Hukum internasional saat ini, dikatakan Deka, telah menjadikan paradigma terhadap disabilitas berubah, dari sebelumnya charity base atau berbasis belas kasih menjadi right base, yaitu pemenuhan hak.
Deka menjelaskan paradigma charity membuat penyandang disabilitas seakan-akan sosok tidak berdaya.
“Tidak mampu, sehingga diberikan previlage tapi justru merugikan.
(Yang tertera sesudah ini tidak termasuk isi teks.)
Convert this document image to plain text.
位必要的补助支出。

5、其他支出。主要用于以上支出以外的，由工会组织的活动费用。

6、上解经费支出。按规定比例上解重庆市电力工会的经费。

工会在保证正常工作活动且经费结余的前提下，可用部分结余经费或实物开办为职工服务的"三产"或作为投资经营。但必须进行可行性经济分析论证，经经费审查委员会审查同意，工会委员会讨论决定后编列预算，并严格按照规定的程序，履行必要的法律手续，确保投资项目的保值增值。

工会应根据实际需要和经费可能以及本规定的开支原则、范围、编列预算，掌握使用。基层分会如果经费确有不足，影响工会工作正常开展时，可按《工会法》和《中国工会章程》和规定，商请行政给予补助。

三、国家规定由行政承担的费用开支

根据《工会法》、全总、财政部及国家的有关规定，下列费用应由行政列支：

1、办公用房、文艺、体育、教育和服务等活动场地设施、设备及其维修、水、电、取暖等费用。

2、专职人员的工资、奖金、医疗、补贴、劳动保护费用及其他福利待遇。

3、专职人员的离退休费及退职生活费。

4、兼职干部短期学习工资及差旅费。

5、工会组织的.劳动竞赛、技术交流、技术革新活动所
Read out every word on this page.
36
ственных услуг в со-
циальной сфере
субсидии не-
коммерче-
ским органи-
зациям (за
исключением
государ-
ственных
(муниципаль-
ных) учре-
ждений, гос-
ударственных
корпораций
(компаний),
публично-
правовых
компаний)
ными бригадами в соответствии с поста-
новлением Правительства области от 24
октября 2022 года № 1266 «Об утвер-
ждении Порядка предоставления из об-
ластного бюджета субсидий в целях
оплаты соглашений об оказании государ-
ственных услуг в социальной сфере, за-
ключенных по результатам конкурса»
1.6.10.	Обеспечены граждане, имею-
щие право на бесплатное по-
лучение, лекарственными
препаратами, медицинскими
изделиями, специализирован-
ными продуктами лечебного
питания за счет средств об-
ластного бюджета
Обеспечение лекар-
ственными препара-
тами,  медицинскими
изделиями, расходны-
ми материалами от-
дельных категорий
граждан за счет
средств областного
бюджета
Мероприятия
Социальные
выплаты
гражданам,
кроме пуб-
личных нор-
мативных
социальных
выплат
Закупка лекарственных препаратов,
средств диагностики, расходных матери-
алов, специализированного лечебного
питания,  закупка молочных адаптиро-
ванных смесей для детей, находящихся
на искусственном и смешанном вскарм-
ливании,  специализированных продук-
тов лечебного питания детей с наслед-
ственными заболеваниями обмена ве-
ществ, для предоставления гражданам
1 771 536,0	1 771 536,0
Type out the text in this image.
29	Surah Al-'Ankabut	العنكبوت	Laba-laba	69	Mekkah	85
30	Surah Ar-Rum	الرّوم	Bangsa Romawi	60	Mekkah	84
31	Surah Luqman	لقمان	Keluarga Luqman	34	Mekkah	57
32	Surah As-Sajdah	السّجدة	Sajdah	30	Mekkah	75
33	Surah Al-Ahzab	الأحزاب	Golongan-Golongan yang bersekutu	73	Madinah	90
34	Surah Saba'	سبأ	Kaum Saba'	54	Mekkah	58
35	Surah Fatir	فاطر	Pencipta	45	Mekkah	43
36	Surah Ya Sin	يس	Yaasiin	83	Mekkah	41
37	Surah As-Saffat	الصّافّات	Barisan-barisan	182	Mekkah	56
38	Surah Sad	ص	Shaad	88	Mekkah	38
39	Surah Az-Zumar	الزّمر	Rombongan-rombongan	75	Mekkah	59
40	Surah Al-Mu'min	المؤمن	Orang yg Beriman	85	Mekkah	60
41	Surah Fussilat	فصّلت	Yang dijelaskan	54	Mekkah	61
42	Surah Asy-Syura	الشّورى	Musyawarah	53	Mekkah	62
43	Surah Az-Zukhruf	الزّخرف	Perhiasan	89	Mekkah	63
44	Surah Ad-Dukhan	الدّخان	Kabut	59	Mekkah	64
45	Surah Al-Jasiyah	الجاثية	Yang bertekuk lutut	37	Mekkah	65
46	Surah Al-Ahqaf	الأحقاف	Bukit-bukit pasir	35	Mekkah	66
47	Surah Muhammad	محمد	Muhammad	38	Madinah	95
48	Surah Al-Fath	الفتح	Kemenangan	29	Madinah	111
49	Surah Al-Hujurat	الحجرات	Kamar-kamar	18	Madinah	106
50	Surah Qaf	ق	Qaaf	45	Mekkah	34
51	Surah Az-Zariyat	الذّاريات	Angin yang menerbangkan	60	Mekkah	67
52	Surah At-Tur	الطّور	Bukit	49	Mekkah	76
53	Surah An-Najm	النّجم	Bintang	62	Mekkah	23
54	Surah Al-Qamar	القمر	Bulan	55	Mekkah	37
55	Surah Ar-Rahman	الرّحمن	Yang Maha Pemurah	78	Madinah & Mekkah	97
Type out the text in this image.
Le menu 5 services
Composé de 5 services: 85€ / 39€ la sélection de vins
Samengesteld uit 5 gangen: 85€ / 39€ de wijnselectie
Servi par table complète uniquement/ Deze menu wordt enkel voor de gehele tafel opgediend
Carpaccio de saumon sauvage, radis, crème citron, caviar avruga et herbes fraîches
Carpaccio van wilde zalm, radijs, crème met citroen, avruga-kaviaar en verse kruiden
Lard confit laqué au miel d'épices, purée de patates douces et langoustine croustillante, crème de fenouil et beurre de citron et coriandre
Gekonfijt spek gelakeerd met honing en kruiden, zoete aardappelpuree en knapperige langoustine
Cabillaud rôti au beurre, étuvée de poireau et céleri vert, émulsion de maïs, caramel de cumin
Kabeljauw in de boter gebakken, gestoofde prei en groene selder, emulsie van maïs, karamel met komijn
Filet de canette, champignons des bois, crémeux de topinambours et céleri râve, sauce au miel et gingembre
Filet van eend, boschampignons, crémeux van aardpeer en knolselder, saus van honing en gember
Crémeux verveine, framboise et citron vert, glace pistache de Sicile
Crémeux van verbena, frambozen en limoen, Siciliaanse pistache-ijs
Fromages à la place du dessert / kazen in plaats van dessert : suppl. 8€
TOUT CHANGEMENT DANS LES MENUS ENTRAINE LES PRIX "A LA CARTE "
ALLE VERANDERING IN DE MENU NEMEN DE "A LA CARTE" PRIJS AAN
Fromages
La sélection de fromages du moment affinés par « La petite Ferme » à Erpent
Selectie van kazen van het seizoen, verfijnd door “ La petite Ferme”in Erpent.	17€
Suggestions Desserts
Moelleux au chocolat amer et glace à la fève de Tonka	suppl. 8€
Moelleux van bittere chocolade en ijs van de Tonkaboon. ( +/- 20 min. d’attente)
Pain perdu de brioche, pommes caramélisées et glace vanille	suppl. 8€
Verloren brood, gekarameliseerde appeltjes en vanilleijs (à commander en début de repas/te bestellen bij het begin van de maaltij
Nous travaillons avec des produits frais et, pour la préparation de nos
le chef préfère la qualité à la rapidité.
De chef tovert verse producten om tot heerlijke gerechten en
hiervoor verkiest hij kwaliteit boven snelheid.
Enggak boleh ngapa-ngapain, enggak boleh dikasih kesempatan, karena memandang disabilitas, padahal punya hak yang sama,” kata Deka dalam seminar ‘Kita Inklusi, Kita Berprestasi’ yang diselenggarakan Universitas Trilogi, Jakarta berkolaborasi dengan Jurnalis Kreatif dan lembaga riset IDP-LP di Atrium Universitas Trilogi, Jakarta, Kamis (12/9/2024).
Di hadapan sekitar 800 mahasiswa baru Universitas Trilogi yang mengikuti seminar tersebut, Deka menekankan bila charity base berdasarkan belas kasih dan kemampuan. Ssebaliknya right base mewajibkan pemenuhan hak penyandang disabilitas dalam kondisi apapun.
“Kalau charity base itu bisa membantu ya membantu. Sama kayak sedekah, kalau kita punya uang bis sedekah, itu charity base. Tapi kalau right base, kita punya uang, kita gak punya uang, kita mampu atau gak mampu, kita harus memberikan apa yang menjadi haknya," kata dia.
"Harus disediakan apa yang menjadi kebutuhannya. Harus diatasi apa yang menjadi hambatan dan kendalanya,” ungkap pria yang sempat menjadi jurnalis dan aktif sebagai founder Rumah Autis di tahun 2004.
Di lingkungan pendidikan tinggi misalnya kata Deka, sejumlah aspek harus terpenuhi. Poin-poin yang harus dicatat, baik oleh kampus maupun mahasiswa, nomor satu adalah berkaitan dengan regulasi.
Kampus, dikatakan dia, harus membuat kebijakan-kebijakan, termasuk program anggaran yang bisa betul-betul memenuhi hak penyandang disabilitas, termasuk pula penyediaan aksebilitas untuk disabilitas, salah satunya keberadaan toilet khusus disabilitas.
“Kemudian pendidikan inklusif, mulai dari penerimaan mahasiswa disabilitas, bahkan mashasiswa disabilitas itu berhak mendapatkan afirmasi. Mereka berhak mendapat soal berbeda, standar penilaian yang berbeda, itu hak yang harus dipenuhi. Kemudian mereka harus dilibatkan dalam semua aspek pembelajaran di kampus,” pesannya.
Lebih jauh, lulusan magister pendidikan Universitas Islam As-Syafi’iyah (UIA) ini menyampaikan, Indonesia sudah memiliki perangkat hukum internasional dengan meratifikasi UN CRPD (United Nation Convention of Rights for People with Disabilities) dan bahkan telah membuat UU No 8 tahun 2016 tentang disabilitas dan beberapa peraturan turunannya.
Namun dia mengaku kondisi untuk pemenuhan hak disabilitas di Indonesia saat ini masih terbilang jauh dari maksimal.
Atas dasar itulah, dibentuk Komisi Nasional Disabilitas untuk dapat melakukan percepatan sehingga pemenuhan hak disabilitas dapat terwujud dengan baik.
Berdasarkan UU No 8 Tahun 2016 hak penyandang disabilitas terbagi atas 22 hak penyandang disabilitas, 4 hak spesifik perempuan dengan disabilitas, dan 7 hak spesifik anak dengan disabilitas.